The efforts are part of a new pilot project initiated by the PAGC Child Care and Education Centre’s Community Provider Program in partnership with the Saskatchewan Ministry of Social Services.
“Our children are disproportionally represented in the foster care system, and we have taken it as our responsibility to ensure that our children in need have culturally similar homes,” said Grand Chief Brian Hardlotte in a media release. “It’s a necessary step we are taking to address the disconnection and damage caused by the current system along with the intergenerational effects that stem from the Indian residential schools and 60s Scoop.”

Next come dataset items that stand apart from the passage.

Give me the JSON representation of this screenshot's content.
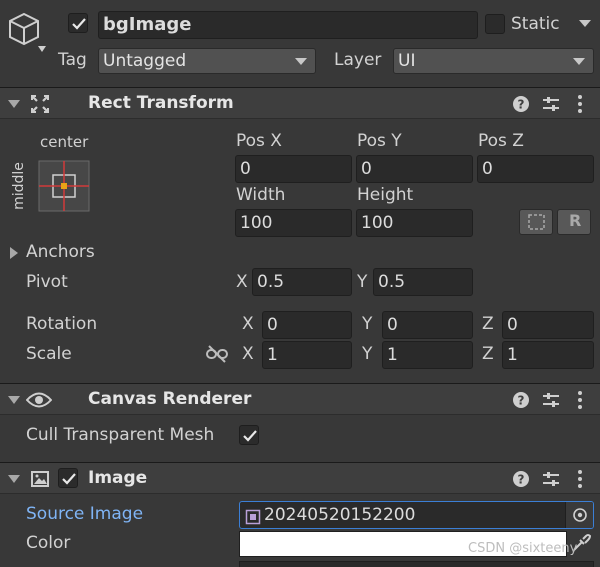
{
  "gameobject": {
    "active": true,
    "name": "bgImage",
    "static_label": "Static",
    "static_checked": false,
    "tag_label": "Tag",
    "tag_value": "Untagged",
    "layer_label": "Layer",
    "layer_value": "UI"
  },
  "rect_transform": {
    "title": "Rect Transform",
    "anchor_preset_h": "center",
    "anchor_preset_v": "middle",
    "pos_x_label": "Pos X",
    "pos_y_label": "Pos Y",
    "pos_z_label": "Pos Z",
    "pos_x": "0",
    "pos_y": "0",
    "pos_z": "0",
    "width_label": "Width",
    "height_label": "Height",
    "width": "100",
    "height": "100",
    "raw_edit_label": "R",
    "anchors_label": "Anchors",
    "pivot_label": "Pivot",
    "pivot_x": "0.5",
    "pivot_y": "0.5",
    "rotation_label": "Rotation",
    "rot_x": "0",
    "rot_y": "0",
    "rot_z": "0",
    "scale_label": "Scale",
    "scale_x": "1",
    "scale_y": "1",
    "scale_z": "1",
    "axis_x": "X",
    "axis_y": "Y",
    "axis_z": "Z"
  },
  "canvas_renderer": {
    "title": "Canvas Renderer",
    "cull_label": "Cull Transparent Mesh",
    "cull_checked": true
  },
  "image": {
    "title": "Image",
    "enabled": true,
    "source_image_label": "Source Image",
    "source_image_value": "20240520152200",
    "color_label": "Color",
    "color_value": "#ffffff"
  },
  "watermark": "CSDN @sixteeny"
}
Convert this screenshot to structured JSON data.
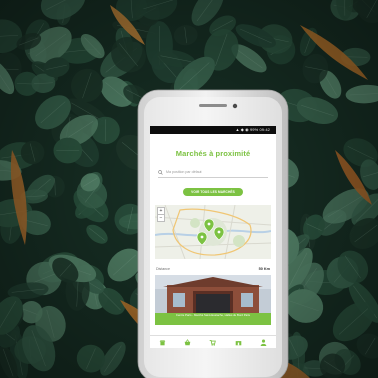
{
  "status_bar": {
    "text": "▲ ◆ ◉ 99% 09:42"
  },
  "header": {
    "title": "Marchés à proximité"
  },
  "search": {
    "placeholder": "Ma position par défaut"
  },
  "cta": {
    "label": "VOIR TOUS LES MARCHÉS"
  },
  "distance": {
    "label": "Distance",
    "value": "50 Km"
  },
  "market_card": {
    "caption": "Centre Paris - Marché Saint-Eustache, Halles du Bord Paris"
  },
  "tabs": [
    {
      "icon": "market-icon"
    },
    {
      "icon": "basket-icon"
    },
    {
      "icon": "cart-icon"
    },
    {
      "icon": "store-icon"
    },
    {
      "icon": "user-icon"
    }
  ],
  "colors": {
    "brand_green": "#7cc242",
    "leaf_dark": "#1f3a2d",
    "leaf_mid": "#2f5a44",
    "leaf_light": "#5b8e72",
    "orange_leaf": "#c07a2e",
    "phone_body": "#e6e6e6"
  }
}
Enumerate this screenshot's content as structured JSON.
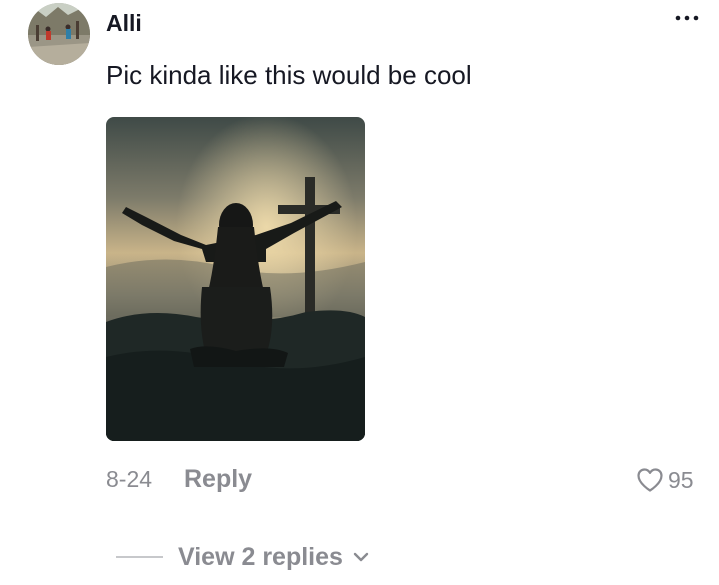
{
  "comment": {
    "username": "Alli",
    "text": "Pic kinda like this would be cool",
    "date": "8-24",
    "reply_label": "Reply",
    "like_count": "95",
    "view_replies_label": "View 2 replies"
  },
  "icons": {
    "more": "more-horizontal-icon",
    "like": "heart-outline-icon",
    "expand": "chevron-down-icon"
  },
  "colors": {
    "text_primary": "#161823",
    "text_secondary": "#8a8b91"
  }
}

The program was developed in response to the Truth and Reconciliation Commission’s Calls for Action directed at child welfare reform, specifically affirming the right of First Nation governments to establish and maintain their own child welfare agencies.
The recruitment process involves a phone consultation, an in-home consultation, an application with references, a criminal record check and foster parent training program.
According to a Stats Canada report, “in 2011, there were more than 14,000 Aboriginal children aged 14 and under in foster care…in Manitoba and Saskatchewan, 85% or more of foster children were Aboriginal children.”
CBC Saskatchewan reported last spring that “there were 5,248 children in the province’s care — 3,785 of whom were Indigenous.”